Corporate Transparency Act - Reporting Requirements Effective January 1, 2024

12.22.2023

Effective January 1, 2024, the Federal Corporate Transparency Act (CTA) (Codified at 31 U.S.C. 5336) requires nearly all corporate entity types, such as limited liability companies, corporations, and foreign entities qualified to do business in the United States, to submit beneficial ownership information to the Financial Crimes Enforcement Network (FinCEN).

Entities that fail to comply with the CTA will be exposed to civil and criminal penalties.

All CTA reporting will be made electronically through the Beneficial Ownership Secure System (BOSS) created and maintained by the federal government. The system will not be available until January 1, 2024. More information about the CTA and the reporting requirements can be found below and at https://www.fincen.gov/boi-faqs.
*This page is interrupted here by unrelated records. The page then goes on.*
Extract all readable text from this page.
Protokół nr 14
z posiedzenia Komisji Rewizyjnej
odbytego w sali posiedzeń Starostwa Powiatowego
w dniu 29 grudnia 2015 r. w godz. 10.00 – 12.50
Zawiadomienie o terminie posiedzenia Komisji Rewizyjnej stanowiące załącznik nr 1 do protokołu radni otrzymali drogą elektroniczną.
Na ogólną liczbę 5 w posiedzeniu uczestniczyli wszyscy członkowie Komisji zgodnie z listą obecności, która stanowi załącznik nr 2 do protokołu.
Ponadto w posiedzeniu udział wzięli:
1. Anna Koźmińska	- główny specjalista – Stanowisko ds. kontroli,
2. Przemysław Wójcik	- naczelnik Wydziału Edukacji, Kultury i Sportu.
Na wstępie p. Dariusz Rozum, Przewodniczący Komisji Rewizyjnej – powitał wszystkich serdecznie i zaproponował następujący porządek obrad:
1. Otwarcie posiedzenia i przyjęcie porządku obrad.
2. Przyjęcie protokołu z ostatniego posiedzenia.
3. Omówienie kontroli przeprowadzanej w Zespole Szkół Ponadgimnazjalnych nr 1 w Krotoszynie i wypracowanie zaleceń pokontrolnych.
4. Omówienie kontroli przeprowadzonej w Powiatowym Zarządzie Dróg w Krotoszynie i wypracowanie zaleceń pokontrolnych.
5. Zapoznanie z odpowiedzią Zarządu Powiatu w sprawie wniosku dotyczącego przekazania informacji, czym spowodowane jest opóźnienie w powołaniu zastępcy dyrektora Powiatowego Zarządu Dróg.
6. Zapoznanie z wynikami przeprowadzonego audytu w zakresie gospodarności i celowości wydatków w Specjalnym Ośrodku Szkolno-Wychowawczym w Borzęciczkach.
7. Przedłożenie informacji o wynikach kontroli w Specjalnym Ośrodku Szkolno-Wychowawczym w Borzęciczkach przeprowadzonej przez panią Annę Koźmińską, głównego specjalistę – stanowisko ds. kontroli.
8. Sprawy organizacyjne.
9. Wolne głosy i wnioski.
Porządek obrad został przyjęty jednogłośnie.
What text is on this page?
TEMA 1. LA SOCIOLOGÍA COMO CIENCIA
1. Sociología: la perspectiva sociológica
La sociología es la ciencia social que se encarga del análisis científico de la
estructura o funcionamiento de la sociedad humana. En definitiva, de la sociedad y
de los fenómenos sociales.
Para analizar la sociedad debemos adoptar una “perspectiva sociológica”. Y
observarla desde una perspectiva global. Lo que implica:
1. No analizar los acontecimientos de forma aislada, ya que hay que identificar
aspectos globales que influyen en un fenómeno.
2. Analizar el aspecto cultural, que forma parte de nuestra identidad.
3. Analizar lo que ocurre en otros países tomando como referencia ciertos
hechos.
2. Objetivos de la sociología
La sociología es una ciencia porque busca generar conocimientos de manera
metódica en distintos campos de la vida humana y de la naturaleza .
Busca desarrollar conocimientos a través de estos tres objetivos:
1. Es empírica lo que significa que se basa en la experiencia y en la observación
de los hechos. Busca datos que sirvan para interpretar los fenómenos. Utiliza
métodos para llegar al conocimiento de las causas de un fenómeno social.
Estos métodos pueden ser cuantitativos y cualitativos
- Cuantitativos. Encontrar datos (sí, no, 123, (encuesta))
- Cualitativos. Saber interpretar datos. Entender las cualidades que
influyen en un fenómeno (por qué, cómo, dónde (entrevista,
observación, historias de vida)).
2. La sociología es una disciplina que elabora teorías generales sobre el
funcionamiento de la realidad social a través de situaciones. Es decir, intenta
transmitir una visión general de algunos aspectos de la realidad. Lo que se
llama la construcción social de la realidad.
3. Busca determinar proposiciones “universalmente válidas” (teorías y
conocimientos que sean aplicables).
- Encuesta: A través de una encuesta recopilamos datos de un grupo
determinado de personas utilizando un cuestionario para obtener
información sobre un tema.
More specifically, the CTA mandates disclosure of ownership to the federal government for almost all types of business entities (called Reporting Companies) that do not fall within one of the law’s exemptions, most of which are only applicable to entities that already require this information to be reported to the government, e.g., banks, credit unions, public utilities, and insurance producers. The CTA applies not only to entities formed on or after January 1, 2024 but also to pre-existing entities. Below is a chart that sets forth the timing of reporting requirements.

Creation Date

Filing Deadline

Before January 1, 2024
January 1, 2025
Between January 1, 2024, and December 31, 2024
Within 90 calendar days of earlier of: (i) date received actual notice of creation or registration, or (ii) date SOS first provides public notice of creation or registration
On or after January 1, 2025
Within 30 calendar days of earlier of: (i) date received actual notice of creation or registration, or (ii) date SOS first provides public notice of creation or registration
Once Exempt but No Longer Exempt
Within 30 calendar days after no longer meeting exemption criteria

 

The CTA requires disclosure of all individuals who: (i) own the company, directly or indirectly (meaning upstream disclosure until you get to individual owners); (ii) exercise “substantial control” over the company (this includes people even if they have no ownership); and (iii) those who file or assist with the formation of the entity, e.g., attorneys or other individuals who are tasked with entity formation. These individuals are referred to under the CTA as Company Applicants. This is an ongoing reporting requirement, and any change to the reported information must be updated through BOSS within 30 days of the change. 

Reporting Companies will be required to provide the following information:

  1. The legal name of the company and all trade names
  2. Street address of the company’s principal place of business (P.O. boxes and third-party addresses are not permitted)
  3. A foreign company (formed outside of the US) without a principal place of business, must report the address the company uses to conduct its business in the United States
  4. The jurisdiction in which the company was formed or registered
  5. Taxpayer Identification Number (TIN)
  6. Foreign issued TIN which identifies the issuing jurisdiction
  7. Beneficial Owner Information:
    1. Full legal name
    2. Date of birth
    3. Current residential or business street address
    4. A unique number from a non-expired, government-issued photo ID, such as a U.S. passport or state driver’s license (a foreign passport will be accepted if no U.S. issued ID is available) and copy of the corresponding photo ID
  8. Company Applicant Information equivalent to the information required for a Beneficial Owner (not more than two individuals are required)

As noted above, the CTA contains serious penalties for willfully providing false information or failing to report or update beneficial ownership information. The civil penalty is $500 per day, while criminal penalties include fines of up to $10,000, imprisonment for up to 2 years, or both. If a report is filed that contains inaccurate information and the Reporting Company did not have actual knowledge the information was incorrect, it will be given a 90-day grace period to submit a revised report.

The one-year grace period for existing entities to make CTA disclosures will enable entities and advisors to figure out how best to manage the disclosure process for existing entities. Indeed, all stakeholders are preparing themselves to address these issues moving forward next year. Business owners who may need new entities in the future should consider creating the new entities before January 1, 2024 in order to get the benefit of the grace period for the initial reporting. Do not hesitate to contact your attorney for more information related to the CTA.

Clients should note that this shall not be construed as an indication or expansion of the scope of our representation. Wilentz, Goldman & Spitzer, P.A. will assist clients with CTA compliance only if specifically agreed to in writing.